Drogi Gościu, jest mi bardzo miło, że do mnie zaglądasz, uszczęśliwisz mnie jeszcze bardziej, jeśli pod postacią komentarza wyrazisz swoją opinię o tym, co tu zobaczyłeś:)

Bardzo serdecznie witam nowych Obserwatorów oraz pięknie dziękuję za miłe komentarze;-)

czwartek, 20 września 2012

Hematytowa bransoletka

Wspomniana w poprzednim poście Pani Bożena zaproponowała mi w zamian za bransoletkę lariat długości 120 cm, wybrałam sobie kolor hematytowy, żeby był na tyle uniwersalny, żeby mi do wielu ubrań pasował, bo coś czuję, że będę go często nosić;-)

Więc do kompletu już sobie uplotłam hematytową bransoletkę;-)



Mojego męża wzięło na sesję na łonie natury;-) Ale było zbyt ostre słońce i zdjęcia są jakie są. 
Oczywiście z drżeniem myślę o zimie i braku dobrego światła do zdjęć...a na studio fotograficzne nawet takie malutkie, mnie na razie nie stać....

8 komentarzy:

  1. Piękna.
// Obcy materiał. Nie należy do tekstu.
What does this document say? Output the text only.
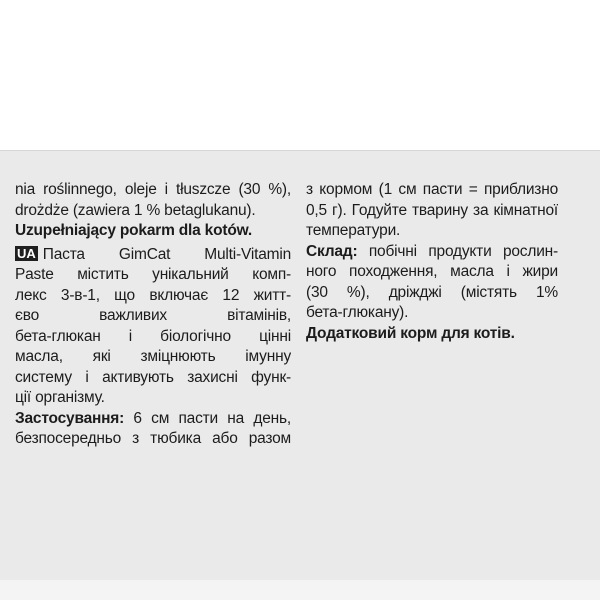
nia roślinnego, oleje i tłuszcze (30 %),
drożdże (zawiera 1 % betaglukanu).
Uzupełniający pokarm dla kotów.
UA Паста GimCat Multi-Vitamin
Paste містить унікальний комп-
лекс 3-в-1, що включає 12 житт-
єво важливих вітамінів,
бета-глюкан і біологічно цінні
масла, які зміцнюють імунну
систему і активують захисні функ-
ції організму.
Застосування: 6 см пасти на день,
безпосередньо з тюбика або разом
з кормом (1 см пасти = приблизно
0,5 г). Годуйте тварину за кімнатної
температури.
Склад: побічні продукти рослин-
ного походження, масла і жири
(30 %), дріжджі (містять 1%
бета-глюкану).
Додатковий корм для котів.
Też ostatnio się zmartwiłam nad nadchodzącymi "mrokami" w kontekście moich sesji fotograficznych, zdjęcia z reguły robię na parapecie gdzie słonko praży;)

    OdpowiedzUsuń
    Odpowiedzi
    1. Dzięki, wszyscy jestesmy na tym samym "wózku" ze światłem dziennym, ale jakoś przetrwamy, prawda?;-)

      Usuń
  2. Piękna bransoletka, może kiedyś nauczę się takie robić:) Pozdrawiam

    OdpowiedzUsuń
    Odpowiedzi
    1. Dziękuję, a moze skusisz się i zamówisz jakąs u mnie?;-)

      Usuń
  3. Ładna bransoletka, hematyt ma swój urok i plusem jest to, że jak zostało napisane w poście pasuje do wielu ubrań :)

    OdpowiedzUsuń
    Odpowiedzi
    1. Czekaj na następny post, jak tylko strzelę fotki:)

      Usuń
  4. Świetna, podobają mi się te Twoje peyotowe bransoletki:)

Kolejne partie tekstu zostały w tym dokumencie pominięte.